Amnesty: la peine de mort comme outil de dissuasion politique

Mais on constate tout de même des progrès en 2014: le nombre d’exécutions recensées a diminué par rapport à 2013 et plusieurs pays ont pris des mesures positives en vue de l’abolition de la peine capitale.

Une nouvelle fois, la Chine a procédé à elle seule à un plus grand nombre d’exécutions que tous les autres pays réunis. Amnesty International estime que des milliers de personnes y sont condamnées à mort et exécutées chaque année.Toutefois, il est impossible d’établir le chiffre réel, car ce type de statistiques y est classé secret ’État.

Les quatre autres pays ayant exécuté le plus grand nombre de prisonniers en 2014 sont l’Iran (289 exécutions reconnues officiellement et au moins 454 non reconnues par les autorités), l’Arabie saoudite (au moins 90), l’Irak (au moins 61) et les États-Unis (35).

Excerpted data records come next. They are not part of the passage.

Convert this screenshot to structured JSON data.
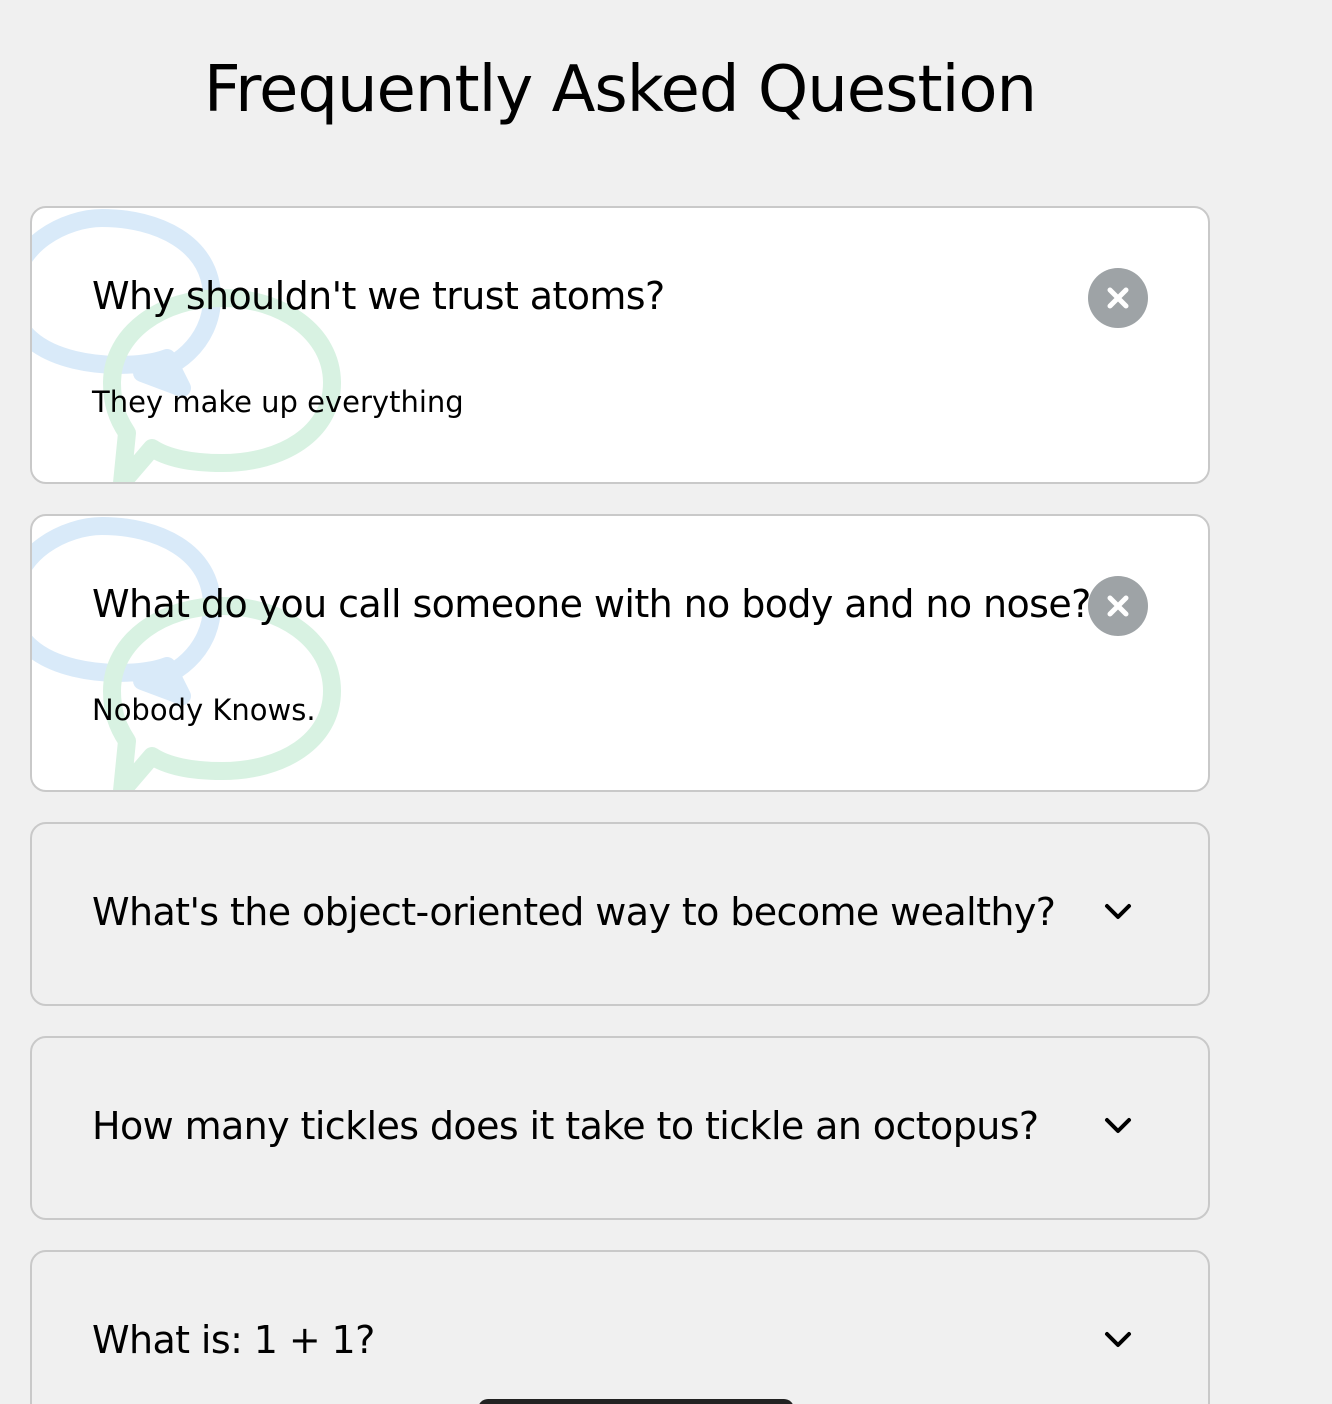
{
  "page": {
    "title": "Frequently Asked Question"
  },
  "faqs": [
    {
      "question": "Why shouldn't we trust atoms?",
      "answer": "They make up everything",
      "expanded": true,
      "toggle_icon": "close-icon"
    },
    {
      "question": "What do you call someone with no body and no nose?",
      "answer": "Nobody Knows.",
      "expanded": true,
      "toggle_icon": "close-icon"
    },
    {
      "question": "What's the object-oriented way to become wealthy?",
      "answer": "",
      "expanded": false,
      "toggle_icon": "chevron-down-icon"
    },
    {
      "question": "How many tickles does it take to tickle an octopus?",
      "answer": "",
      "expanded": false,
      "toggle_icon": "chevron-down-icon"
    },
    {
      "question": "What is: 1 + 1?",
      "answer": "",
      "expanded": false,
      "toggle_icon": "chevron-down-icon"
    }
  ],
  "colors": {
    "background": "#f0f0f0",
    "card_active": "#ffffff",
    "card_border": "#c9c9c9",
    "close_button": "#9ea3a6",
    "bubble_blue": "#d9eaf9",
    "bubble_green": "#d8f2e2"
  }
}
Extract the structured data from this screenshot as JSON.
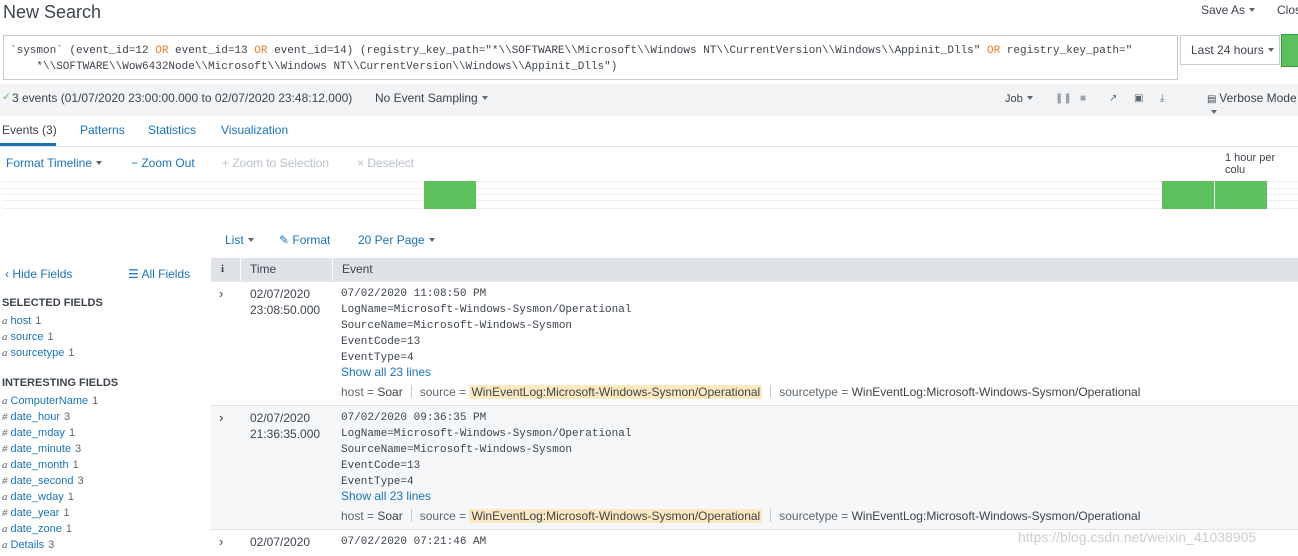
{
  "header": {
    "title": "New Search",
    "save_as": "Save As",
    "close": "Clos"
  },
  "search": {
    "part1": "`sysmon` (event_id=12 ",
    "op1": "OR",
    "part2": " event_id=13 ",
    "op2": "OR",
    "part3": " event_id=14) (registry_key_path=\"*\\\\SOFTWARE\\\\Microsoft\\\\Windows NT\\\\CurrentVersion\\\\Windows\\\\Appinit_Dlls\" ",
    "op3": "OR",
    "part4": " registry_key_path=\"\n    *\\\\SOFTWARE\\\\Wow6432Node\\\\Microsoft\\\\Windows NT\\\\CurrentVersion\\\\Windows\\\\Appinit_Dlls\")",
    "time_range": "Last 24 hours"
  },
  "status": {
    "summary": "3 events (01/07/2020 23:00:00.000 to 02/07/2020 23:48:12.000)",
    "sampling": "No Event Sampling",
    "job": "Job",
    "mode": "Verbose Mode"
  },
  "tabs": [
    {
      "label": "Events (3)"
    },
    {
      "label": "Patterns"
    },
    {
      "label": "Statistics"
    },
    {
      "label": "Visualization"
    }
  ],
  "timeline": {
    "format": "Format Timeline",
    "zoom_out": "Zoom Out",
    "zoom_selection": "Zoom to Selection",
    "deselect": "Deselect",
    "scale": "1 hour per colu",
    "buckets": [
      0,
      0,
      0,
      0,
      0,
      0,
      0,
      0,
      1,
      0,
      0,
      0,
      0,
      0,
      0,
      0,
      0,
      0,
      0,
      0,
      0,
      0,
      1,
      1
    ]
  },
  "results_controls": {
    "list": "List",
    "format": "Format",
    "per_page": "20 Per Page"
  },
  "sidebar": {
    "hide_fields": "Hide Fields",
    "all_fields": "All Fields",
    "selected_heading": "SELECTED FIELDS",
    "selected": [
      {
        "type": "a",
        "name": "host",
        "count": "1"
      },
      {
        "type": "a",
        "name": "source",
        "count": "1"
      },
      {
        "type": "a",
        "name": "sourcetype",
        "count": "1"
      }
    ],
    "interesting_heading": "INTERESTING FIELDS",
    "interesting": [
      {
        "type": "a",
        "name": "ComputerName",
        "count": "1"
      },
      {
        "type": "#",
        "name": "date_hour",
        "count": "3"
      },
      {
        "type": "#",
        "name": "date_mday",
        "count": "1"
      },
      {
        "type": "#",
        "name": "date_minute",
        "count": "3"
      },
      {
        "type": "a",
        "name": "date_month",
        "count": "1"
      },
      {
        "type": "#",
        "name": "date_second",
        "count": "3"
      },
      {
        "type": "a",
        "name": "date_wday",
        "count": "1"
      },
      {
        "type": "#",
        "name": "date_year",
        "count": "1"
      },
      {
        "type": "a",
        "name": "date_zone",
        "count": "1"
      },
      {
        "type": "a",
        "name": "Details",
        "count": "3"
      }
    ]
  },
  "table": {
    "col_info": "i",
    "col_time": "Time",
    "col_event": "Event",
    "rows": [
      {
        "date": "02/07/2020",
        "time": "23:08:50.000",
        "lines": [
          "07/02/2020 11:08:50 PM",
          "LogName=Microsoft-Windows-Sysmon/Operational",
          "SourceName=Microsoft-Windows-Sysmon",
          "EventCode=13",
          "EventType=4"
        ],
        "show_all": "Show all 23 lines",
        "host_key": "host =",
        "host": "Soar",
        "source_key": "source =",
        "source": "WinEventLog:Microsoft-Windows-Sysmon/Operational",
        "sourcetype_key": "sourcetype =",
        "sourcetype": "WinEventLog:Microsoft-Windows-Sysmon/Operational"
      },
      {
        "date": "02/07/2020",
        "time": "21:36:35.000",
        "lines": [
          "07/02/2020 09:36:35 PM",
          "LogName=Microsoft-Windows-Sysmon/Operational",
          "SourceName=Microsoft-Windows-Sysmon",
          "EventCode=13",
          "EventType=4"
        ],
        "show_all": "Show all 23 lines",
        "host_key": "host =",
        "host": "Soar",
        "source_key": "source =",
        "source": "WinEventLog:Microsoft-Windows-Sysmon/Operational",
        "sourcetype_key": "sourcetype =",
        "sourcetype": "WinEventLog:Microsoft-Windows-Sysmon/Operational"
      },
      {
        "date": "02/07/2020",
        "lines": [
          "07/02/2020 07:21:46 AM"
        ]
      }
    ]
  },
  "watermark": "https://blog.csdn.net/weixin_41038905",
  "colors": {
    "accent": "#1a73b8",
    "success": "#5cc05c",
    "highlight": "#fde9c0"
  }
}
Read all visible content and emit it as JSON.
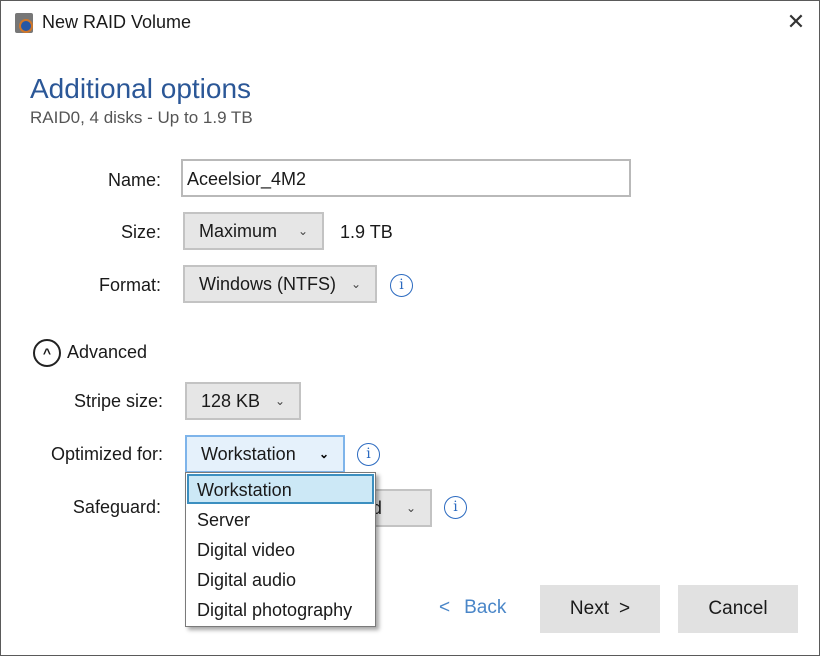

À l’exclusion de la Chine, au moins 607 exécutions ont eu lieu en 2014, contre 778 en 2013, soit une baisse de plus de 20 %. En 2014, 22 pays ont procédé à des exécutions, un nombre qui reste inchangé par rapport à 2013. On constate une nette diminution en 20 ans, depuis 1995, date à laquelle Amnesty International avait recensé des exécutions dans 41 pays. La tendance durable vers l’abolition de la peine capitale se confirme dans le monde. la peine de mort est peu à peu reléguée au passé.

La peine de mort pour la sûreté de l’État

Sur l’ensemble de la planète, se dessine une tendance inquiétante à recourir à la peine de mort pour lutter contre les menaces à la sûreté de l’État. La Chine, le Pakistan, l’Iran et l’Irak ont exécuté des personnes accusées de " terrorisme ". . Les exécutions se sont poursuivies à un rythme soutenu en 2015.

En Chine, les autorités ont recouru à la peine de mort dans le cadre de la campagne " Frapper fort " menée pour lutter contre les troubles qui secouent la région autonome ouïghoure du Xinjiang. Au moins 21 personnes ont été exécutées en 2014 en lien avec différents attentats, tandis que trois personnes ont été condamnées à mort lors d’un procès collectif qui s’est déroulé dans un stade, devant des milliers de spectateurs.Dans des pays comme la Corée du Nord, l’Iran et l’Arabie saoudite, les gouvernements continuent de se servir de la peine de mort pour éliminer la dissidence politique.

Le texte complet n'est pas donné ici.